Schorsingsverzoek b.

Uit de inlichtingen van de directeur komt naar voren dat de opgelegde ordemaatregel afliep op 18 mei 2025. Het verzoek kan dus niet meer tot het beoogde resultaat leiden. Verzoeker heeft dan ook geen belang meer bij een toewijzing van het verzoek. De voorzitter zal dit verzoek daarom afwijzen.

 

Schorsingsverzoek c.

De voorzitter stelt voorop dat bij een verzoek om schorsing van de tenuitvoerlegging van een beslissing van de directeur slechts ruimte bestaat voor een voorlopige beoordeling. De zaak kan dus niet ten gronde worden onderzocht.
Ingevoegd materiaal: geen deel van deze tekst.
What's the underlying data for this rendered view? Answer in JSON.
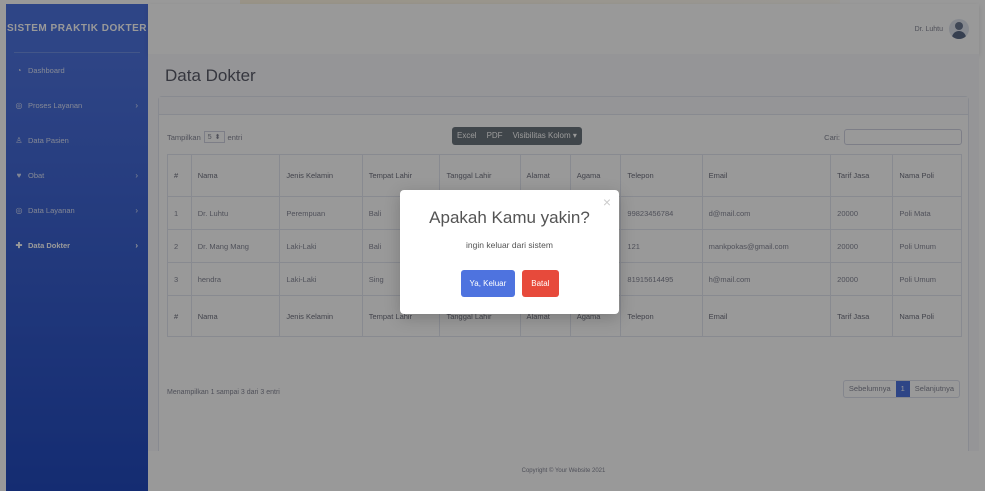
{
  "sidebar": {
    "brand": "SISTEM PRAKTIK DOKTER",
    "items": [
      {
        "icon": "dashboard-icon",
        "label": "Dashboard",
        "chevron": ""
      },
      {
        "icon": "process-icon",
        "label": "Proses Layanan",
        "chevron": "›"
      },
      {
        "icon": "patient-icon",
        "label": "Data Pasien",
        "chevron": ""
      },
      {
        "icon": "medicine-icon",
        "label": "Obat",
        "chevron": "›"
      },
      {
        "icon": "service-icon",
        "label": "Data Layanan",
        "chevron": "›"
      },
      {
        "icon": "doctor-icon",
        "label": "Data Dokter",
        "chevron": "›"
      }
    ]
  },
  "topbar": {
    "user": "Dr. Luhtu"
  },
  "page": {
    "title": "Data Dokter"
  },
  "table_controls": {
    "show_label": "Tampilkan",
    "show_value": "5",
    "entries": "entri",
    "buttons": [
      "Excel",
      "PDF",
      "Visibilitas Kolom ▾"
    ],
    "search_label": "Cari:"
  },
  "table": {
    "columns": [
      "#",
      "Nama",
      "Jenis Kelamin",
      "Tempat Lahir",
      "Tanggal Lahir",
      "Alamat",
      "Agama",
      "Telepon",
      "Email",
      "Tarif Jasa",
      "Nama Poli"
    ],
    "rows": [
      [
        "1",
        "Dr. Luhtu",
        "Perempuan",
        "Bali",
        "",
        "",
        "",
        "99823456784",
        "d@mail.com",
        "20000",
        "Poli Mata"
      ],
      [
        "2",
        "Dr. Mang Mang",
        "Laki-Laki",
        "Bali",
        "",
        "",
        "",
        "121",
        "mankpokas@gmail.com",
        "20000",
        "Poli Umum"
      ],
      [
        "3",
        "hendra",
        "Laki-Laki",
        "Sing",
        "",
        "",
        "",
        "81915614495",
        "h@mail.com",
        "20000",
        "Poli Umum"
      ]
    ]
  },
  "info": "Menampilkan 1 sampai 3 dari 3 entri",
  "pager": {
    "prev": "Sebelumnya",
    "current": "1",
    "next": "Selanjutnya"
  },
  "footer": "Copyright © Your Website 2021",
  "modal": {
    "title": "Apakah Kamu yakin?",
    "text": "ingin keluar dari sistem",
    "confirm": "Ya, Keluar",
    "cancel": "Batal",
    "close": "×"
  }
}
De voorzitter beoordeelt alleen of de beslissing waartegen beklag is ingesteld in strijd is met een wettelijk voorschrift of dat deze zodanig onredelijk of onbillijk is dat er een spoedeisend belang is om op dit moment de (verdere) tenuitvoerlegging van die beslissing te schorsen. Naar het oordeel van de voorzitter is dat niet het geval.
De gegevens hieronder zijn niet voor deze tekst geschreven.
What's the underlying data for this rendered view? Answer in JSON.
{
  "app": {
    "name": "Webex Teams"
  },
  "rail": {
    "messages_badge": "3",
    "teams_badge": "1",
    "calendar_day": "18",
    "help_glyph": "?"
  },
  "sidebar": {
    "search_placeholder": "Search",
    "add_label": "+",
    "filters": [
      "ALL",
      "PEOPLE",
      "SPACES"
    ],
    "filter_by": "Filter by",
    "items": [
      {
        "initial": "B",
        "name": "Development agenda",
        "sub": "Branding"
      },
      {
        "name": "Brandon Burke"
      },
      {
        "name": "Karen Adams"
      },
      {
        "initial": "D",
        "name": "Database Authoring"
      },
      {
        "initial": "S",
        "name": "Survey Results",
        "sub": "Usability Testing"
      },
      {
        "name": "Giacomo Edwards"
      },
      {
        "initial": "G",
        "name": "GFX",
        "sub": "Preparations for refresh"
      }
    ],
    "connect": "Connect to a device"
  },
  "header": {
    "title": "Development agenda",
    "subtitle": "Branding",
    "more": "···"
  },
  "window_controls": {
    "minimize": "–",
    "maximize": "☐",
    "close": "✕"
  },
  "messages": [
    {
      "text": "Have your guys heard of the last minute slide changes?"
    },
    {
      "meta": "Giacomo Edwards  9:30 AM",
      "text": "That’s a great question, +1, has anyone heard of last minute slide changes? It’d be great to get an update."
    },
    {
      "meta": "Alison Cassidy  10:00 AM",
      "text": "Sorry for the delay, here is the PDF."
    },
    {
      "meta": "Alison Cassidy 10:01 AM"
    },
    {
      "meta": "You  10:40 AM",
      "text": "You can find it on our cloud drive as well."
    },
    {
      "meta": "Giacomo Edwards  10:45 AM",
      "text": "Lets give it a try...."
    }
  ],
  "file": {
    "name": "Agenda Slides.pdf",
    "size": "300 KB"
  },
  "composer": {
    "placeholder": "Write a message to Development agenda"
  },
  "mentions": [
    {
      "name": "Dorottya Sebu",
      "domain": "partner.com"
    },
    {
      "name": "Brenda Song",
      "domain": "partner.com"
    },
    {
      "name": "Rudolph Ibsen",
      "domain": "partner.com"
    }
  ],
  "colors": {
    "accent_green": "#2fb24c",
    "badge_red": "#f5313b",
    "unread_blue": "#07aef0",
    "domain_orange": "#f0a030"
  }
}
De directeur stelt dat de selectiefunctionaris naar aanleiding van een verzoek van de Manager Opvoeding en Behandeling heeft beslist tot de tijdelijke overplaatsing naar de JJI De Haven. Op grond van artikel 27, eerste lid, van de Beginselenwet Justitiële Jeugdinrichtingen (Bjj) (en artikel 4, vierde lid, onder f, van de Bjj) is deze beslissing echter voorbehouden aan de directeur. De beroepscommissie begrijpt dus dat de directeur deze beslissing heeft genomen.

Volgens de directeur heeft verzoeker een schriftelijke mededeling ontvangen. Het is de beroepscommissie niet duidelijk of de directeur doelt op het advies van de selectiefunctionaris van 16 mei 2025. Maar in ieder geval heeft verzoeker op 16 mei 2025 ook een schriftelijke mededeling gekregen over het doseerprogramma (schorsingsverzoek d.) waarin ook staat dat is besloten om verzoeker tijdelijk over te plaatsen naar de JJI De Haven.
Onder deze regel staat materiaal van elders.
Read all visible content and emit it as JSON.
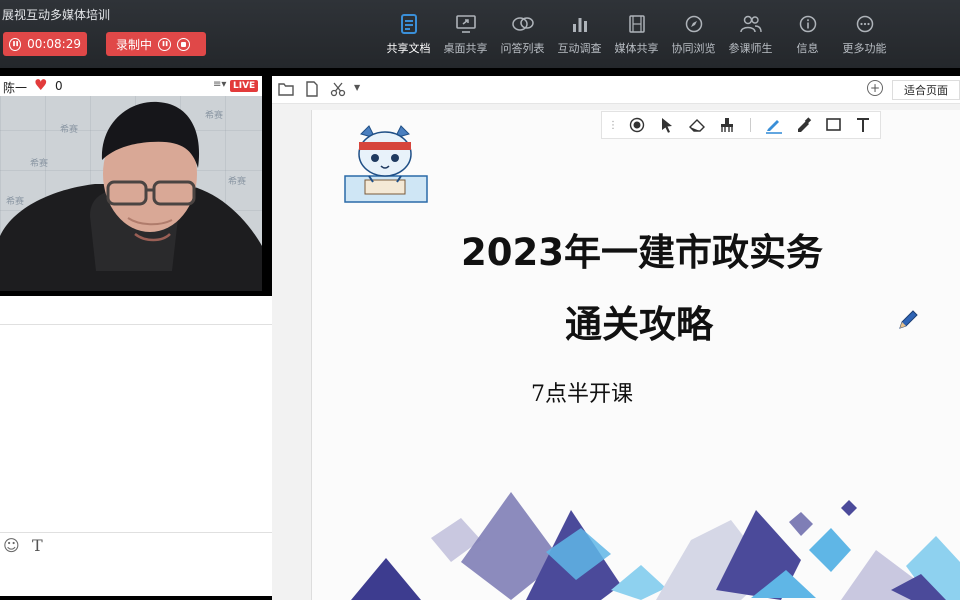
{
  "app": {
    "title": "展视互动多媒体培训"
  },
  "session": {
    "timer": "00:08:29",
    "record_label": "录制中"
  },
  "toolbar": {
    "items": [
      {
        "label": "共享文档",
        "icon": "document-icon",
        "active": true
      },
      {
        "label": "桌面共享",
        "icon": "desktop-share-icon",
        "active": false
      },
      {
        "label": "问答列表",
        "icon": "qa-icon",
        "active": false
      },
      {
        "label": "互动调查",
        "icon": "poll-chart-icon",
        "active": false
      },
      {
        "label": "媒体共享",
        "icon": "film-icon",
        "active": false
      },
      {
        "label": "协同浏览",
        "icon": "compass-icon",
        "active": false
      },
      {
        "label": "参课师生",
        "icon": "people-icon",
        "active": false
      },
      {
        "label": "信息",
        "icon": "info-icon",
        "active": false
      },
      {
        "label": "更多功能",
        "icon": "more-icon",
        "active": false
      }
    ]
  },
  "video": {
    "presenter": "陈一",
    "likes": "0",
    "live_badge": "LIVE",
    "watermark": "希赛"
  },
  "document": {
    "fit_label": "适合页面"
  },
  "slide": {
    "title": "2023年一建市政实务",
    "subtitle": "通关攻略",
    "note": "7点半开课"
  },
  "colors": {
    "accent": "#3a8fd8",
    "record": "#e04848",
    "toolbar_bg": "#2a2d31",
    "deco_purple": "#4b4a9a",
    "deco_blue": "#5fb6e6"
  }
}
Uit de beschikbare stukken volgt niet dat verzoeker ten aanzien van deze beslissing is gehoord. Dat is verplicht op grond van artikel 61, eerste lid, onder f, van de Bjj. Verzoeker is wel gehoord voorafgaand aan de ordemaatregel van 16 mei 2025 (schorsingsverzoek b.), maar het is niet duidelijk of verzoeker in dat hoorgesprek ook is gehoord over de tijdelijke overplaatsing. Dit vormverzuim is in dit geval echter onvoldoende om het schorsingsverzoek toe te wijzen.

Verzoeker is tijdelijk overgeplaatst, omdat er sterke aanwijzingen zijn dat hij een groepsgenoot een klap heeft gegeven. Verzoeker ontkent en werkt niet mee met het behandelteam. In overleg met het afdelingshoofd, de gedragsdeskundige, het behandelteam en de selectiefunctionaris is besloten dat een tijdelijke overplaatsing passend is om verzoeker tot reflectie te bewegen, om rust en veiligheid te creëren en om te kijken hoe verder met deze situatie om te gaan.

Ondanks dat verzoeker ontkent, is de beslissing van de directeur, vanwege de sterke aanwijzingen, en om de redenen zoals door de directeur benoemt, niet zodanig onredelijk of onbillijk dat er een spoedeisend belang is om de (verdere) tenuitvoerlegging daarvan te schorsen. De voorzitter zal dit verzoek daarom afwijzen.

 

Schorsingsverzoek d.

Uit de inlichtingen van de directeur komt naar voren dat het opgelegde doseerprogramma afliep op 24 mei 2025. Het verzoek kan dus niet meer tot het beoogde resultaat leiden. Verzoeker heeft dan ook geen belang meer bij een toewijzing van het verzoek. De voorzitter zal dit verzoek daarom afwijzen.

 

3. De uitspraak

De voorzitter wijst het verzoek af.

Deze uitspraak is op 29 mei 2025 gegeven door mr. M. Iedema, voorzitter, bijgestaan door mr. A. Laagland, secretaris.